Ken and I have a rescued Female, Golden Ret. named Smooch and a Male, Samoyed, named Snobear!

They adore one another.

Snobear was 5 mos. when we adopted Smooch who was 16 months.
Now Snobear is 8 years old and Smooch is 9 years old!!


----------



## Emma&Tilly (May 15, 2005)

We have Harry...an odd crossbreed...









and here he is with Tilly


----------



## jwemt81 (Aug 20, 2008)

Golden and German Shepherd here.


----------



## Debles (Sep 6, 2007)

I have a golden and a golden. That wasn't in the poll.


----------



## hgatesy (Feb 14, 2007)

We now have Tyson a lab!


----------



## GoldenOwner12 (Jun 18, 2008)

ok i have 2 golden retrievers 1 chihuahua and 2 birds.


----------



## Thor's Mom (Feb 25, 2007)

You need another category in your poll -- Nothing else. We just have a golden, and cats.


----------



## Heidi36oh (Feb 27, 2007)

Three Golden's and a black lab.


----------



## Ninde'Gold (Oct 21, 2006)

I have a Tuckie and a Bunny.


----------



## Mandy's Dad (May 27, 2008)

I have a Golden and a wife!


----------



## Loboto-Me (Nov 13, 2008)

And a 15 yr old kitty (does that qualify as a different breed? LOL)


----------



## olik (Apr 13, 2008)

A beagle mix


----------



## Bock (Jun 23, 2008)

Golden and a Westie


----------



## mygarnetboy (Nov 3, 2008)

I have my seven month old golden pup, a 17 month old daughter, 6 year old son, and my husband. Sherman would love a canine sibling, but his neighbor buddies are going to have to do...

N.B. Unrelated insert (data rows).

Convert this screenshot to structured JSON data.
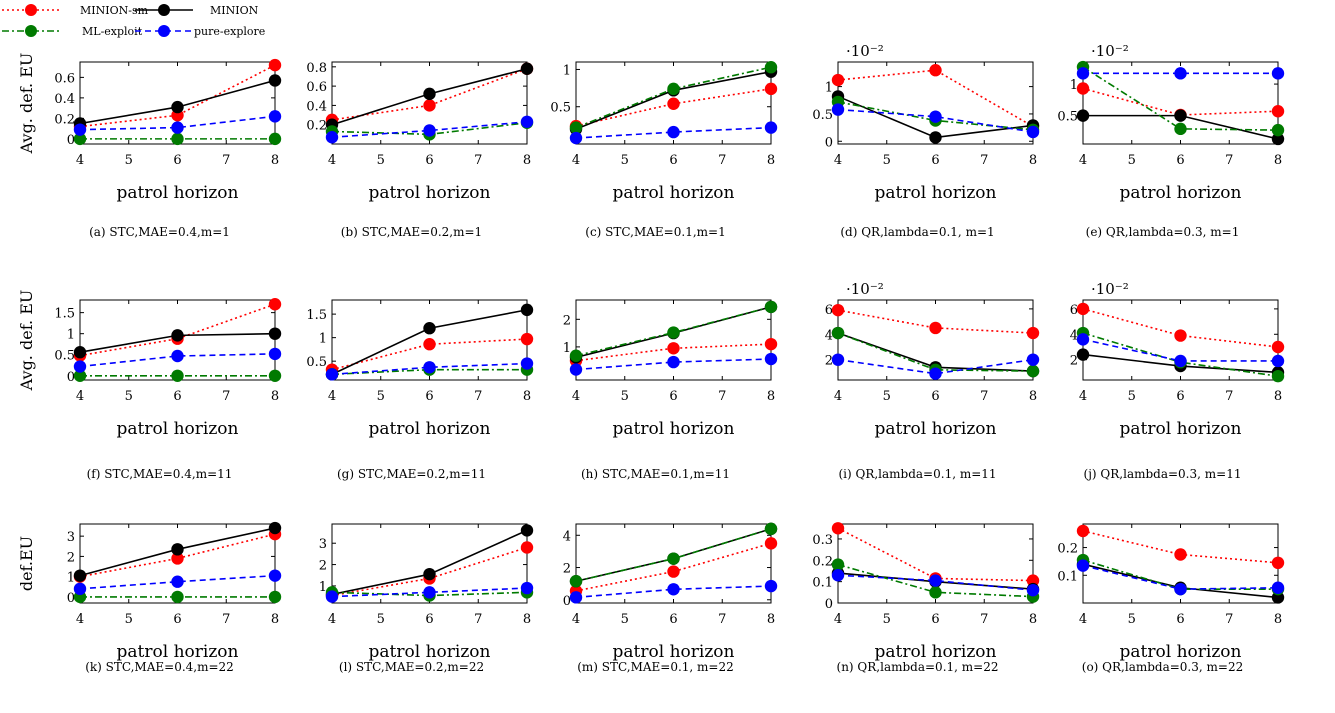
{
  "legend": {
    "placement": "top-left",
    "items": [
      {
        "key": "minion_sm",
        "label": "MINION-sm",
        "color": "#ff0000",
        "dash": "dotted"
      },
      {
        "key": "minion",
        "label": "MINION",
        "color": "#000000",
        "dash": "solid"
      },
      {
        "key": "ml_exploit",
        "label": "ML-exploit",
        "color": "#007a00",
        "dash": "dashdot"
      },
      {
        "key": "pure_explore",
        "label": "pure-explore",
        "color": "#0000ff",
        "dash": "dashed"
      }
    ]
  },
  "chart_data": [
    {
      "type": "line",
      "caption": "(a) STC,MAE=0.4,m=1",
      "xlabel": "patrol horizon",
      "ylabel": "Avg. def. EU",
      "x": [
        4,
        6,
        8
      ],
      "xticks": [
        4,
        5,
        6,
        7,
        8
      ],
      "xlim": [
        4,
        8
      ],
      "ylim": [
        -0.05,
        0.75
      ],
      "yticks": [
        0,
        0.2,
        0.4,
        0.6
      ],
      "ytick_labels": [
        "0",
        "0.2",
        "0.4",
        "0.6"
      ],
      "exponent": "",
      "series": [
        {
          "key": "minion_sm",
          "values": [
            0.12,
            0.23,
            0.72
          ]
        },
        {
          "key": "minion",
          "values": [
            0.15,
            0.31,
            0.57
          ]
        },
        {
          "key": "ml_exploit",
          "values": [
            0,
            0,
            0
          ]
        },
        {
          "key": "pure_explore",
          "values": [
            0.09,
            0.11,
            0.22
          ]
        }
      ]
    },
    {
      "type": "line",
      "caption": "(b) STC,MAE=0.2,m=1",
      "xlabel": "patrol horizon",
      "ylabel": "",
      "x": [
        4,
        6,
        8
      ],
      "xticks": [
        4,
        5,
        6,
        7,
        8
      ],
      "xlim": [
        4,
        8
      ],
      "ylim": [
        0,
        0.85
      ],
      "yticks": [
        0.2,
        0.4,
        0.6,
        0.8
      ],
      "ytick_labels": [
        "0.2",
        "0.4",
        "0.6",
        "0.8"
      ],
      "exponent": "",
      "series": [
        {
          "key": "minion_sm",
          "values": [
            0.25,
            0.4,
            0.78
          ]
        },
        {
          "key": "minion",
          "values": [
            0.2,
            0.52,
            0.78
          ]
        },
        {
          "key": "ml_exploit",
          "values": [
            0.13,
            0.1,
            0.22
          ]
        },
        {
          "key": "pure_explore",
          "values": [
            0.07,
            0.14,
            0.23
          ]
        }
      ]
    },
    {
      "type": "line",
      "caption": "(c) STC,MAE=0.1,m=1",
      "xlabel": "patrol horizon",
      "ylabel": "",
      "x": [
        4,
        6,
        8
      ],
      "xticks": [
        4,
        5,
        6,
        7,
        8
      ],
      "xlim": [
        4,
        8
      ],
      "ylim": [
        0,
        1.1
      ],
      "yticks": [
        0.5,
        1
      ],
      "ytick_labels": [
        "0.5",
        "1"
      ],
      "exponent": "",
      "series": [
        {
          "key": "minion_sm",
          "values": [
            0.24,
            0.54,
            0.74
          ]
        },
        {
          "key": "minion",
          "values": [
            0.2,
            0.72,
            0.97
          ]
        },
        {
          "key": "ml_exploit",
          "values": [
            0.22,
            0.74,
            1.03
          ]
        },
        {
          "key": "pure_explore",
          "values": [
            0.08,
            0.16,
            0.22
          ]
        }
      ]
    },
    {
      "type": "line",
      "caption": "(d) QR,lambda=0.1, m=1",
      "xlabel": "patrol horizon",
      "ylabel": "",
      "x": [
        4,
        6,
        8
      ],
      "xticks": [
        4,
        5,
        6,
        7,
        8
      ],
      "xlim": [
        4,
        8
      ],
      "ylim": [
        -0.05,
        1.45
      ],
      "yticks": [
        0,
        0.5,
        1
      ],
      "ytick_labels": [
        "0",
        "0.5",
        "1"
      ],
      "exponent": "·10⁻²",
      "series": [
        {
          "key": "minion_sm",
          "values": [
            1.12,
            1.3,
            0.27
          ]
        },
        {
          "key": "minion",
          "values": [
            0.82,
            0.07,
            0.29
          ]
        },
        {
          "key": "ml_exploit",
          "values": [
            0.72,
            0.38,
            0.21
          ]
        },
        {
          "key": "pure_explore",
          "values": [
            0.58,
            0.45,
            0.17
          ]
        }
      ]
    },
    {
      "type": "line",
      "caption": "(e) QR,lambda=0.3, m=1",
      "xlabel": "patrol horizon",
      "ylabel": "",
      "x": [
        4,
        6,
        8
      ],
      "xticks": [
        4,
        5,
        6,
        7,
        8
      ],
      "xlim": [
        4,
        8
      ],
      "ylim": [
        0.05,
        1.35
      ],
      "yticks": [
        0.5,
        1
      ],
      "ytick_labels": [
        "0.5",
        "1"
      ],
      "exponent": "·10⁻²",
      "series": [
        {
          "key": "minion_sm",
          "values": [
            0.93,
            0.51,
            0.57
          ]
        },
        {
          "key": "minion",
          "values": [
            0.5,
            0.5,
            0.13
          ]
        },
        {
          "key": "ml_exploit",
          "values": [
            1.27,
            0.29,
            0.27
          ]
        },
        {
          "key": "pure_explore",
          "values": [
            1.17,
            1.17,
            1.17
          ]
        }
      ]
    },
    {
      "type": "line",
      "caption": "(f) STC,MAE=0.4,m=11",
      "xlabel": "patrol horizon",
      "ylabel": "Avg. def. EU",
      "x": [
        4,
        6,
        8
      ],
      "xticks": [
        4,
        5,
        6,
        7,
        8
      ],
      "xlim": [
        4,
        8
      ],
      "ylim": [
        -0.1,
        1.8
      ],
      "yticks": [
        0,
        0.5,
        1,
        1.5
      ],
      "ytick_labels": [
        "0",
        "0.5",
        "1",
        "1.5"
      ],
      "exponent": "",
      "series": [
        {
          "key": "minion_sm",
          "values": [
            0.48,
            0.88,
            1.7
          ]
        },
        {
          "key": "minion",
          "values": [
            0.56,
            0.96,
            1
          ]
        },
        {
          "key": "ml_exploit",
          "values": [
            0,
            0,
            0
          ]
        },
        {
          "key": "pure_explore",
          "values": [
            0.22,
            0.47,
            0.52
          ]
        }
      ]
    },
    {
      "type": "line",
      "caption": "(g) STC,MAE=0.2,m=11",
      "xlabel": "patrol horizon",
      "ylabel": "",
      "x": [
        4,
        6,
        8
      ],
      "xticks": [
        4,
        5,
        6,
        7,
        8
      ],
      "xlim": [
        4,
        8
      ],
      "ylim": [
        0.1,
        1.8
      ],
      "yticks": [
        0.5,
        1,
        1.5
      ],
      "ytick_labels": [
        "0.5",
        "1",
        "1.5"
      ],
      "exponent": "",
      "series": [
        {
          "key": "minion_sm",
          "values": [
            0.32,
            0.86,
            0.97
          ]
        },
        {
          "key": "minion",
          "values": [
            0.22,
            1.2,
            1.59
          ]
        },
        {
          "key": "ml_exploit",
          "values": [
            0.22,
            0.32,
            0.32
          ]
        },
        {
          "key": "pure_explore",
          "values": [
            0.22,
            0.37,
            0.45
          ]
        }
      ]
    },
    {
      "type": "line",
      "caption": "(h) STC,MAE=0.1,m=11",
      "xlabel": "patrol horizon",
      "ylabel": "",
      "x": [
        4,
        6,
        8
      ],
      "xticks": [
        4,
        5,
        6,
        7,
        8
      ],
      "xlim": [
        4,
        8
      ],
      "ylim": [
        -0.2,
        2.7
      ],
      "yticks": [
        1,
        2
      ],
      "ytick_labels": [
        "1",
        "2"
      ],
      "exponent": "",
      "series": [
        {
          "key": "minion_sm",
          "values": [
            0.5,
            0.95,
            1.1
          ]
        },
        {
          "key": "minion",
          "values": [
            0.62,
            1.5,
            2.45
          ]
        },
        {
          "key": "ml_exploit",
          "values": [
            0.68,
            1.52,
            2.45
          ]
        },
        {
          "key": "pure_explore",
          "values": [
            0.18,
            0.45,
            0.56
          ]
        }
      ]
    },
    {
      "type": "line",
      "caption": "(i) QR,lambda=0.1, m=11",
      "xlabel": "patrol horizon",
      "ylabel": "",
      "x": [
        4,
        6,
        8
      ],
      "xticks": [
        4,
        5,
        6,
        7,
        8
      ],
      "xlim": [
        4,
        8
      ],
      "ylim": [
        0.4,
        6.7
      ],
      "yticks": [
        2,
        4,
        6
      ],
      "ytick_labels": [
        "2",
        "4",
        "6"
      ],
      "exponent": "·10⁻²",
      "series": [
        {
          "key": "minion_sm",
          "values": [
            5.9,
            4.5,
            4.1
          ]
        },
        {
          "key": "minion",
          "values": [
            4.1,
            1.4,
            1.1
          ]
        },
        {
          "key": "ml_exploit",
          "values": [
            4.1,
            1.2,
            1.1
          ]
        },
        {
          "key": "pure_explore",
          "values": [
            2.0,
            0.9,
            2.0
          ]
        }
      ]
    },
    {
      "type": "line",
      "caption": "(j) QR,lambda=0.3, m=11",
      "xlabel": "patrol horizon",
      "ylabel": "",
      "x": [
        4,
        6,
        8
      ],
      "xticks": [
        4,
        5,
        6,
        7,
        8
      ],
      "xlim": [
        4,
        8
      ],
      "ylim": [
        0.4,
        6.7
      ],
      "yticks": [
        2,
        4,
        6
      ],
      "ytick_labels": [
        "2",
        "4",
        "6"
      ],
      "exponent": "·10⁻²",
      "series": [
        {
          "key": "minion_sm",
          "values": [
            6.0,
            3.9,
            3.0
          ]
        },
        {
          "key": "minion",
          "values": [
            2.4,
            1.5,
            1.0
          ]
        },
        {
          "key": "ml_exploit",
          "values": [
            4.1,
            1.8,
            0.7
          ]
        },
        {
          "key": "pure_explore",
          "values": [
            3.6,
            1.9,
            1.9
          ]
        }
      ]
    },
    {
      "type": "line",
      "caption": "(k) STC,MAE=0.4,m=22",
      "xlabel": "patrol horizon",
      "ylabel": "def.EU",
      "x": [
        4,
        6,
        8
      ],
      "xticks": [
        4,
        5,
        6,
        7,
        8
      ],
      "xlim": [
        4,
        8
      ],
      "ylim": [
        -0.3,
        3.6
      ],
      "yticks": [
        0,
        1,
        2,
        3
      ],
      "ytick_labels": [
        "0",
        "1",
        "2",
        "3"
      ],
      "exponent": "",
      "series": [
        {
          "key": "minion_sm",
          "values": [
            1.0,
            1.9,
            3.1
          ]
        },
        {
          "key": "minion",
          "values": [
            1.05,
            2.35,
            3.4
          ]
        },
        {
          "key": "ml_exploit",
          "values": [
            0,
            0,
            0
          ]
        },
        {
          "key": "pure_explore",
          "values": [
            0.4,
            0.75,
            1.05
          ]
        }
      ]
    },
    {
      "type": "line",
      "caption": "(l) STC,MAE=0.2,m=22",
      "xlabel": "patrol horizon",
      "ylabel": "",
      "x": [
        4,
        6,
        8
      ],
      "xticks": [
        4,
        5,
        6,
        7,
        8
      ],
      "xlim": [
        4,
        8
      ],
      "ylim": [
        0.2,
        3.9
      ],
      "yticks": [
        1,
        2,
        3
      ],
      "ytick_labels": [
        "1",
        "2",
        "3"
      ],
      "exponent": "",
      "series": [
        {
          "key": "minion_sm",
          "values": [
            0.55,
            1.35,
            2.8
          ]
        },
        {
          "key": "minion",
          "values": [
            0.6,
            1.55,
            3.6
          ]
        },
        {
          "key": "ml_exploit",
          "values": [
            0.7,
            0.55,
            0.7
          ]
        },
        {
          "key": "pure_explore",
          "values": [
            0.5,
            0.7,
            0.9
          ]
        }
      ]
    },
    {
      "type": "line",
      "caption": "(m) STC,MAE=0.1, m=22",
      "xlabel": "patrol horizon",
      "ylabel": "",
      "x": [
        4,
        6,
        8
      ],
      "xticks": [
        4,
        5,
        6,
        7,
        8
      ],
      "xlim": [
        4,
        8
      ],
      "ylim": [
        -0.2,
        4.7
      ],
      "yticks": [
        0,
        2,
        4
      ],
      "ytick_labels": [
        "0",
        "2",
        "4"
      ],
      "exponent": "",
      "series": [
        {
          "key": "minion_sm",
          "values": [
            0.55,
            1.75,
            3.5
          ]
        },
        {
          "key": "minion",
          "values": [
            1.15,
            2.55,
            4.4
          ]
        },
        {
          "key": "ml_exploit",
          "values": [
            1.15,
            2.55,
            4.4
          ]
        },
        {
          "key": "pure_explore",
          "values": [
            0.15,
            0.65,
            0.85
          ]
        }
      ]
    },
    {
      "type": "line",
      "caption": "(n) QR,lambda=0.1, m=22",
      "xlabel": "patrol horizon",
      "ylabel": "",
      "x": [
        4,
        6,
        8
      ],
      "xticks": [
        4,
        5,
        6,
        7,
        8
      ],
      "xlim": [
        4,
        8
      ],
      "ylim": [
        0,
        0.37
      ],
      "yticks": [
        0,
        0.1,
        0.2,
        0.3
      ],
      "ytick_labels": [
        "0",
        "0.1",
        "0.2",
        "0.3"
      ],
      "exponent": "",
      "series": [
        {
          "key": "minion_sm",
          "values": [
            0.35,
            0.115,
            0.105
          ]
        },
        {
          "key": "minion",
          "values": [
            0.14,
            0.1,
            0.065
          ]
        },
        {
          "key": "ml_exploit",
          "values": [
            0.18,
            0.05,
            0.03
          ]
        },
        {
          "key": "pure_explore",
          "values": [
            0.13,
            0.105,
            0.06
          ]
        }
      ]
    },
    {
      "type": "line",
      "caption": "(o) QR,lambda=0.3, m=22",
      "xlabel": "patrol horizon",
      "ylabel": "",
      "x": [
        4,
        6,
        8
      ],
      "xticks": [
        4,
        5,
        6,
        7,
        8
      ],
      "xlim": [
        4,
        8
      ],
      "ylim": [
        0,
        0.285
      ],
      "yticks": [
        0.1,
        0.2
      ],
      "ytick_labels": [
        "0.1",
        "0.2"
      ],
      "exponent": "",
      "series": [
        {
          "key": "minion_sm",
          "values": [
            0.26,
            0.175,
            0.145
          ]
        },
        {
          "key": "minion",
          "values": [
            0.14,
            0.055,
            0.02
          ]
        },
        {
          "key": "ml_exploit",
          "values": [
            0.155,
            0.05,
            0.05
          ]
        },
        {
          "key": "pure_explore",
          "values": [
            0.135,
            0.05,
            0.055
          ]
        }
      ]
    }
  ]
}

I tried to post a pic but I can't figure it out...


----------



## Sparky's Sidekick (Nov 7, 2007)

I have two goldens (my favorite, but don't tell the others), a chihuahua, and a new papillon pup with special needs. I also have a Maine **** cat and a raggamuffin cat. Everyone get along great. The more the merrier! This is it though as I only have so much money to provide for them in the manner in which they are accostomed. If I win the lottery, I wil adopt again.


----------



## videochicke (Dec 29, 2007)

We have a Golden and a miniature dashhound in the house. Was very very surprised how good Ginger is with such a little dog. She actually lays down to play with her so they are at the same level.


----------



## hotel4dogs (Sep 29, 2008)

I have a golden
and another golden
and another golden
and a cat!


----------



## Champ (Jun 10, 2006)

a Pug! He really is more of my sister's dog, but they still live together and we still call em brothers!


----------



## furrygodmother (Jun 12, 2008)

*Gang of Three (and company)*

http://www.goldenretrieverforum.com/album.php?albumid=97








Left to right ( not counting humans)
Maui is a Golden & Border Collie (6 months)
Buddy is a Lab & ?? mix (10 years)
Bri -the resident Golden (7 years)

Not pictured: 4 cats...


----------



## honeysmum (Dec 4, 2007)

Honey GR Jade Great Dane


----------



## SadieBodean (Mar 28, 2008)

We have a Golden and a 13 1/2 yr old Beagle that I used to show in conformation. His name is Vince after Vince Lombardi, and his full name is Ch Shaw's It's the Only Thing (get it? the Vince Lombardi quote "Winning isn't everything, it's the only thing.) LOL


----------



## riddle03 (Jun 9, 2005)

We have a red golden , a blonde golden and two gray and white kitties.


----------



## jealous1 (Dec 7, 2007)

a golden, golden mix, rottweiller, 2 shelties, and 1 wanna-b-sheltie!


----------



## Cam's Mom (Apr 13, 2007)

Golden,(14) Golden,(12) Border collie/Golden (10)and yep another Golden(3)


----------



## Buddy Banana (Aug 11, 2007)

We have a Golden & a Doberman - there both boys, both 2 years old and both lunatics!!!


----------



## agoldenliferanch (Aug 1, 2008)

Abby-Golden-7 yrs
Molly-Golden-4.8 years
Sophie-Golden-4 years
Cooper-Golden-1 year
Fred-Cat-1 year
Ethel-Cat-1 year
Laverne-Fainting Goat-6 months
Shirley-Fainting Goat-6 months
Lucy-Pekin Duck
Ricky-Pekin Duck
5 Rhode Island Red Chickens
1 Rhode Island Red Rooster
Saltwater Reef Tank with fish and corals


----------



## Penny & Maggie's Mom (Oct 4, 2007)

TWO golden littermate sisters, one ole Aussie mix ( that rules the roost) and a goofy, goofy springer boy.


----------



## Golden Leo (Dec 3, 2008)

I only have 3 goldens, a cat and a parrot (little Alexander breed)


----------